Left out of this narrative is the reason for the sanctions imposed on Iran this past year. The highest profile were on Iranian intelligence operatives who plotted to kidnap New York-based Iranian journalist Masih Alinejad. Tehran’s logic holds that any US pushback against nefarious actions represents a betrayal.
Similarly, Iran demands that all sanctions imposed by the Trump administration, including those for human rights violations such as the killing of hundreds of protesters in November 2019, must be lifted before Iran will consent to restoring its commitments to the JCPOA. The Biden administration is willing to lift all Trump-era sanctions that were imposed in contravention of the accord and that would impede its implementation, but Iran’s demand that all 1,600 or so Trump sanctions be lifted is to ask for changing the terms of the deal. Meanwhile, Iran rejects US requests for follow-on talks to make the deal “longer and stronger.”
The "maximum pressure" policy of the Trump administration utterly failed in its stated intention to change Iranian behavior. Not one of the 12 demands of former Secretary of State Mike Pompeo was met.
Yet Iran seems intent on using its own version of maximum pressure. On the nuclear front, it has drawn nearer to being able to produce nuclear weapons than ever before, according to the British government. Most worrisome is the enrichment of uranium to 60% fissionable isotope U-235, production of uranium metal (useful for little other than bomb cores) and use of faster centrifuges than allowed by the deal, all to advance a nuclear hedging strategy to pressure the United States. At the same time, Iran continues to evade efforts by the International Atomic Energy Agency to investigate apparent cases of unreported nuclear activity that left traces of man-made uranium.
On other fronts, Iran continues to hold four US-Iranian dual nationals on unsubstantiated charges. Iran claims it agreed to an exchange of prisoners months ago, also involving UK dual national Nazanin Zaghari-Ratcliffe (with the United Kingdom as the intermediary), but that the day before the exchange was to have been implemented Washington insisted on waiting until the issue could be addressed in the Vienna negotiations. Incomplete though this narrative is, Amir-Abdollahian told British Foreign Secretary Liz Truss in New York that Iran was ready to return to the prisoner exchange.
Left unspoken in Iran’s telling is that it wants not just a swap of captives, but a release of some of Iran’s frozen assets as well.

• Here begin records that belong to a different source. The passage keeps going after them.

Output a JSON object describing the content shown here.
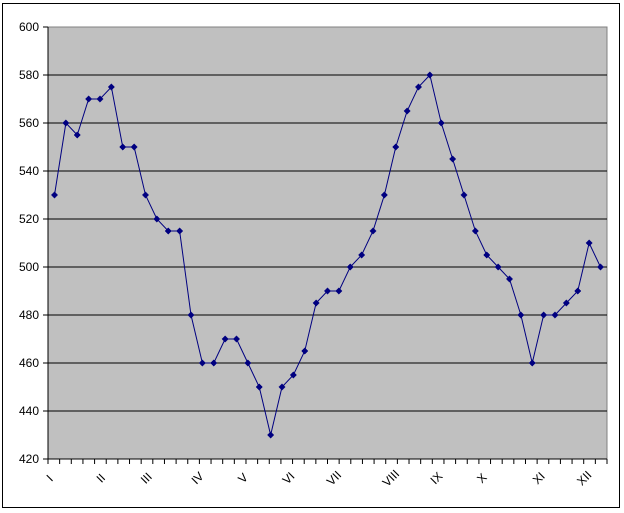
{
  "chart_data": {
    "type": "line",
    "title": "",
    "xlabel": "",
    "ylabel": "",
    "ylim": [
      420,
      600
    ],
    "yticks": [
      420,
      440,
      460,
      480,
      500,
      520,
      540,
      560,
      580,
      600
    ],
    "x_tick_labels": [
      {
        "label": "I",
        "index": 0
      },
      {
        "label": "II",
        "index": 4.5
      },
      {
        "label": "III",
        "index": 8.5
      },
      {
        "label": "IV",
        "index": 13
      },
      {
        "label": "V",
        "index": 17
      },
      {
        "label": "VI",
        "index": 21
      },
      {
        "label": "VII",
        "index": 25
      },
      {
        "label": "VIII",
        "index": 30
      },
      {
        "label": "IX",
        "index": 34
      },
      {
        "label": "X",
        "index": 38
      },
      {
        "label": "XI",
        "index": 43
      },
      {
        "label": "XII",
        "index": 47
      }
    ],
    "grid": true,
    "legend": "none",
    "series": [
      {
        "values": [
          530,
          560,
          555,
          570,
          570,
          575,
          550,
          550,
          530,
          520,
          515,
          515,
          480,
          460,
          460,
          470,
          470,
          460,
          450,
          430,
          450,
          455,
          465,
          485,
          490,
          490,
          500,
          505,
          515,
          530,
          550,
          565,
          575,
          580,
          560,
          545,
          530,
          515,
          505,
          500,
          495,
          480,
          460,
          480,
          480,
          485,
          490,
          510,
          500
        ]
      }
    ],
    "colors": {
      "plot_background": "#c0c0c0",
      "line": "#000080",
      "marker": "#000080",
      "gridline": "#000000"
    }
  }
}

If there is to be a way forward, humanitarian actions could provide the key. Prisoners could be exchanged on humanitarian grounds. Separately, the United States should make a unilateral gesture on humanitarian grounds to see that the exemption for medical supplies built into US sanctions regulations is actionable in practice. Surely the US Treasury can find a way to facilitate international financial services that would allow Iran to import the medical supplies that the Iranian people desperately need.
Amir-Abdollahian’s strongest talking point in New York was the US role in contributing to Iran’s health crisis. Releasing some frozen funds for medicinal purchases, as has been suggested by various parties, would be a powerful goodwill gesture. Defanging accusations on this subject would also benefit US public diplomacy and a global image that is in need of burnishing. While a positive outcome to the Vienna talks does not appear likely in the near future, progress may be possible on a smaller scale. It would be easier to address concerns about humanitarian trade, however, if Iran were willing to talk directly with the United States. Diplomacy requires flexibility on both sides.